The county commissioners oversee way more than just zoning... they oversee the county budget, appointments to boards operated by the county, the jail and sheriff’s department, the health department, property rights within the Flathead, and they maintain relationships and partnerships within the county. This isn’t a job that you want just anyone filling.

Tony has been serving the Flathead Valley and our state since 2004 within a wide variety of organizations. His volunteer resume is both lengthy and diverse which demonstrates a longstanding commitment to service. He is thoughtful, intelligent, not afraid to listen to a wide variety of viewpoints, and he truly cares about the future of the Flathead. If he isn’t thoroughly educated about an issue, you can rest assured that he is going to be doing research before making a decision. The Flathead Valley needs independent minded leaders who will make informed decisions not based on opinion or blind alliance, but on the facts. Vote Brockman for County Commissioner this primary!

—Laurel Ekern, Kalispell

I am writing a letter in support of Representative Derek Skees and his re-election efforts to the Montana Legislature. My husband, Daniel Zolnikov, had the opportunity to serve with Derek during the 2017 and 2019 session in the legislature. Daniel served as the Chairman of the House Energy Committee and Derek served as the Republican Vice-Chair of the committee. Almost no one worked with Derek as much as Daniel did and when they disagreed on policy issues, they accepted each other’s differences and moved on.

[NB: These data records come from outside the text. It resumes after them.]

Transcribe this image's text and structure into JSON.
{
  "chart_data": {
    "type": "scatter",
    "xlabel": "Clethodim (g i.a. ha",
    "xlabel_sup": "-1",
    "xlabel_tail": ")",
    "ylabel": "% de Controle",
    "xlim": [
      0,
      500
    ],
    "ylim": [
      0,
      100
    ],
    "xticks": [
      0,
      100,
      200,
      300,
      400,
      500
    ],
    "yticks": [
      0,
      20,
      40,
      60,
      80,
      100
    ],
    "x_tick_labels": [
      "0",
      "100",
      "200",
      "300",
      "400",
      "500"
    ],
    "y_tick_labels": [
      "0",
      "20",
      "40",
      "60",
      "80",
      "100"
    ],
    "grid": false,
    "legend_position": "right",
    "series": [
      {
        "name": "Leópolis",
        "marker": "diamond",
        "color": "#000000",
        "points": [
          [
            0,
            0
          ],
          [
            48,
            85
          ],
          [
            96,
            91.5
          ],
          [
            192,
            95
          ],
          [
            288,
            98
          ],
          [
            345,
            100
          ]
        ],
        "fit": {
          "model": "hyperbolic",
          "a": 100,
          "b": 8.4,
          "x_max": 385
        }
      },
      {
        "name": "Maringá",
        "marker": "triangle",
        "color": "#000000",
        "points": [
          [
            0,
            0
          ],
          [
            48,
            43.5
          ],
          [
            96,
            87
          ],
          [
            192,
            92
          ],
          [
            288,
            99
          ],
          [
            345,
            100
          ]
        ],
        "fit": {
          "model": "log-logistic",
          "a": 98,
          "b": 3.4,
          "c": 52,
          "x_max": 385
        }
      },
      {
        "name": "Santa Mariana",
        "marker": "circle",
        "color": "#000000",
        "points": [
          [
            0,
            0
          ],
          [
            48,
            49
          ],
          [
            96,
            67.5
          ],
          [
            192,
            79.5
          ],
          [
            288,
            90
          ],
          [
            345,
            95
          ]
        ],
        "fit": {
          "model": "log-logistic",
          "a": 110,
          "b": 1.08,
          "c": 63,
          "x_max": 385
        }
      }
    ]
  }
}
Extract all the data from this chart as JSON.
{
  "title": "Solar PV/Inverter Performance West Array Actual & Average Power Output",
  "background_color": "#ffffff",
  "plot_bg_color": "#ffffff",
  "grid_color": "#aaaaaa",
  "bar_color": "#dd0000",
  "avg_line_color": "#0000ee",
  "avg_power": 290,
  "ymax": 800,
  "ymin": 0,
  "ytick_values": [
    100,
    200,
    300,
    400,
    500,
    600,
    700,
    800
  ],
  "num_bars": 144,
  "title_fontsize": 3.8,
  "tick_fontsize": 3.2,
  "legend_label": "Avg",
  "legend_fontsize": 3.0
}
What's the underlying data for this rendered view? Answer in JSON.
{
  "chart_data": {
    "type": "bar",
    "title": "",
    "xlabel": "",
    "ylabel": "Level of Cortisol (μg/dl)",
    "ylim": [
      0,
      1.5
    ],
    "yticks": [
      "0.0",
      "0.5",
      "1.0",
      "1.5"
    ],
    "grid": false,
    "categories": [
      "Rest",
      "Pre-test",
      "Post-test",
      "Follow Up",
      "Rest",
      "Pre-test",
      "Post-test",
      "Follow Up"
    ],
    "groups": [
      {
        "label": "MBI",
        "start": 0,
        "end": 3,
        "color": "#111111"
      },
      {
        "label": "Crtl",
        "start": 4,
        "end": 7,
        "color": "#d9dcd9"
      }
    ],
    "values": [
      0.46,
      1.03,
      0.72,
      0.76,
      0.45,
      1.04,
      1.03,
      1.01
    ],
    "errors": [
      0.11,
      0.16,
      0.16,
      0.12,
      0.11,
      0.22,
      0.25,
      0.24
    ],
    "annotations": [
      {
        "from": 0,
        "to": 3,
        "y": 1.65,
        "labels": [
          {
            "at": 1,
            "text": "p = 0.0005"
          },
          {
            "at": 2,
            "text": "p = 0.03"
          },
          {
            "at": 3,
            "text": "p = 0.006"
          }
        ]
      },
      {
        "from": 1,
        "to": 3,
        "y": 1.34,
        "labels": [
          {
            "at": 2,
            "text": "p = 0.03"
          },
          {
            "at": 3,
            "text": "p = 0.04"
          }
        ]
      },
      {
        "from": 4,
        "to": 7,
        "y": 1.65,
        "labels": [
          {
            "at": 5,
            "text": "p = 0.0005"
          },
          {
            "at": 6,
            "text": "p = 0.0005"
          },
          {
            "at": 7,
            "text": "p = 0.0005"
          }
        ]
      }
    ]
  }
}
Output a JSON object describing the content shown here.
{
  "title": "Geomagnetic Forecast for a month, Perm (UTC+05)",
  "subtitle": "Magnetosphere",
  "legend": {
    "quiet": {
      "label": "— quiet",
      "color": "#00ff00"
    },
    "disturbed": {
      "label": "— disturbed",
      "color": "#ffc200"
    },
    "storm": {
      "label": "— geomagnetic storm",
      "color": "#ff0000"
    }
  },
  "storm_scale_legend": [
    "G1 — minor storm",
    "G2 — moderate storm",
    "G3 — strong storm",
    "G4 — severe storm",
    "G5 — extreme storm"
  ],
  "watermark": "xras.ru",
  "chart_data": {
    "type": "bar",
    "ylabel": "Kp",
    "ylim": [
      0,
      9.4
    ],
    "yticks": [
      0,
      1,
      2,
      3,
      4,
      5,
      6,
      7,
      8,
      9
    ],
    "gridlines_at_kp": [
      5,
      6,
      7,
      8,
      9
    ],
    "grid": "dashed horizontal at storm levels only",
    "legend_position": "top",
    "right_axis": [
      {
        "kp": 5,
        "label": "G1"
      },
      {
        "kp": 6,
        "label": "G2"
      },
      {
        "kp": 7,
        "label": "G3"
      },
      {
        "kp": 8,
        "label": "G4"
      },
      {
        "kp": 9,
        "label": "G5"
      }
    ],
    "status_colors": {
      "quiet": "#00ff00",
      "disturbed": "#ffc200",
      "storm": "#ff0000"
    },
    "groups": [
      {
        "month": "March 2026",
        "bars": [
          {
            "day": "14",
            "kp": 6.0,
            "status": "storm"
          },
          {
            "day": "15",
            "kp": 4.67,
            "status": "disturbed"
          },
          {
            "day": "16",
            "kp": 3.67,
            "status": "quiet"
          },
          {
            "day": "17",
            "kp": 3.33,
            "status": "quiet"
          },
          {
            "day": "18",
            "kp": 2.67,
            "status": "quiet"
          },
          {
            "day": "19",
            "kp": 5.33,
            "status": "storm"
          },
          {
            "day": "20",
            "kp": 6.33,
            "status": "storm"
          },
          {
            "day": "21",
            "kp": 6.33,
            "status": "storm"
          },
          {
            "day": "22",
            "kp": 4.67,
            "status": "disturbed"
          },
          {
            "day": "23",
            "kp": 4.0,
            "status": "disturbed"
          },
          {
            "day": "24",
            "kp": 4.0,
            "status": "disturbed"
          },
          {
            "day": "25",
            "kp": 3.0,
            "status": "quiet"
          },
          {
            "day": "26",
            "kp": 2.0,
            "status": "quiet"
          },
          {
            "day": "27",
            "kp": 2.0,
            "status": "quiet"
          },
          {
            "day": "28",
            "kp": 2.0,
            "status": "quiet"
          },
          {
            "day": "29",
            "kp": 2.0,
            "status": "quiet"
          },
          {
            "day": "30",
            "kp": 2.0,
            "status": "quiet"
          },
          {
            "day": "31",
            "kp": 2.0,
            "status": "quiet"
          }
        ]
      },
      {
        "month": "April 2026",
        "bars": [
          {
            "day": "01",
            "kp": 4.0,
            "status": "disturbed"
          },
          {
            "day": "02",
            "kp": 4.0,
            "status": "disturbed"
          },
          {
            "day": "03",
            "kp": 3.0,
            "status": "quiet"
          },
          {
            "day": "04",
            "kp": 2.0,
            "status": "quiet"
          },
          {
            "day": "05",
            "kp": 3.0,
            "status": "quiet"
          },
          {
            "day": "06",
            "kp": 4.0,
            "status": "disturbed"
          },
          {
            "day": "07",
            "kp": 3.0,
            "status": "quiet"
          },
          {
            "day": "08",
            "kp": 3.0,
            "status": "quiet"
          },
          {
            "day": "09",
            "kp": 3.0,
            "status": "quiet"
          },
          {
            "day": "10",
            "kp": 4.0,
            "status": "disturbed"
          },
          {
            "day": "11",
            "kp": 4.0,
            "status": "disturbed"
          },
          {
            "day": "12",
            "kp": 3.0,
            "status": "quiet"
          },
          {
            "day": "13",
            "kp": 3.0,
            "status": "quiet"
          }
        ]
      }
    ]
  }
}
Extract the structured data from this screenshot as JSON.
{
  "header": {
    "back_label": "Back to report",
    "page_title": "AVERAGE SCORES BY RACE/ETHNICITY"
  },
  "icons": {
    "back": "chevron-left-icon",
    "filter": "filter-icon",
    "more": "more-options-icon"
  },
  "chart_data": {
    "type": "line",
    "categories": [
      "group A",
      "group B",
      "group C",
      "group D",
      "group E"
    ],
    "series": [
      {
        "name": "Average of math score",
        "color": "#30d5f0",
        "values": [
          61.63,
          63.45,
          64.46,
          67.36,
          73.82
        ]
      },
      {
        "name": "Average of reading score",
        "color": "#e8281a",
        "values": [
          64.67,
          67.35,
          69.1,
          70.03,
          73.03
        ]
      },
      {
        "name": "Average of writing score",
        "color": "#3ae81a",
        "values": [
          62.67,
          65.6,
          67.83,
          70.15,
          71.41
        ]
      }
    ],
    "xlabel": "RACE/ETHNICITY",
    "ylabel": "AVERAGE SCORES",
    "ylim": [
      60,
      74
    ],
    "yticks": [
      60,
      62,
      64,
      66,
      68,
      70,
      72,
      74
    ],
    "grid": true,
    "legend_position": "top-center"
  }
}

When I first went up to Helena, Derek was the one of the first people I met. He was polite, positive and treated me like my own person, not as another spouse of a legislator. My husband would comment on how hard Derek worked on legislation such as ensuring fair rates from small water utilities and how Derek was essential to not only helping him pass some of the nation’s strongest privacy legislation protecting your data from government, but how Derek supported his efforts to successfully reform major energy and utility laws.

Derek is the next in line to become the Chairman of the House Energy Committee, and it would be a major loss to the state to lose his experience and leadership on these issues. I am now running for the state legislature in Billings and am looking forward to working not only with Derek, but all the Republicans elected across the state. Please support Derek Skees for re-election.

—Katie Zolnikov, Billings

I’m supporting Elliot Adams for Flathead County Commissioner. I appreciate Elliott’s stand on small, limited government and citizens rights. Elliot is an honest, hardworking man; a man of integrity. I’m supporting Elliot Adams for Flathead County Commissioner.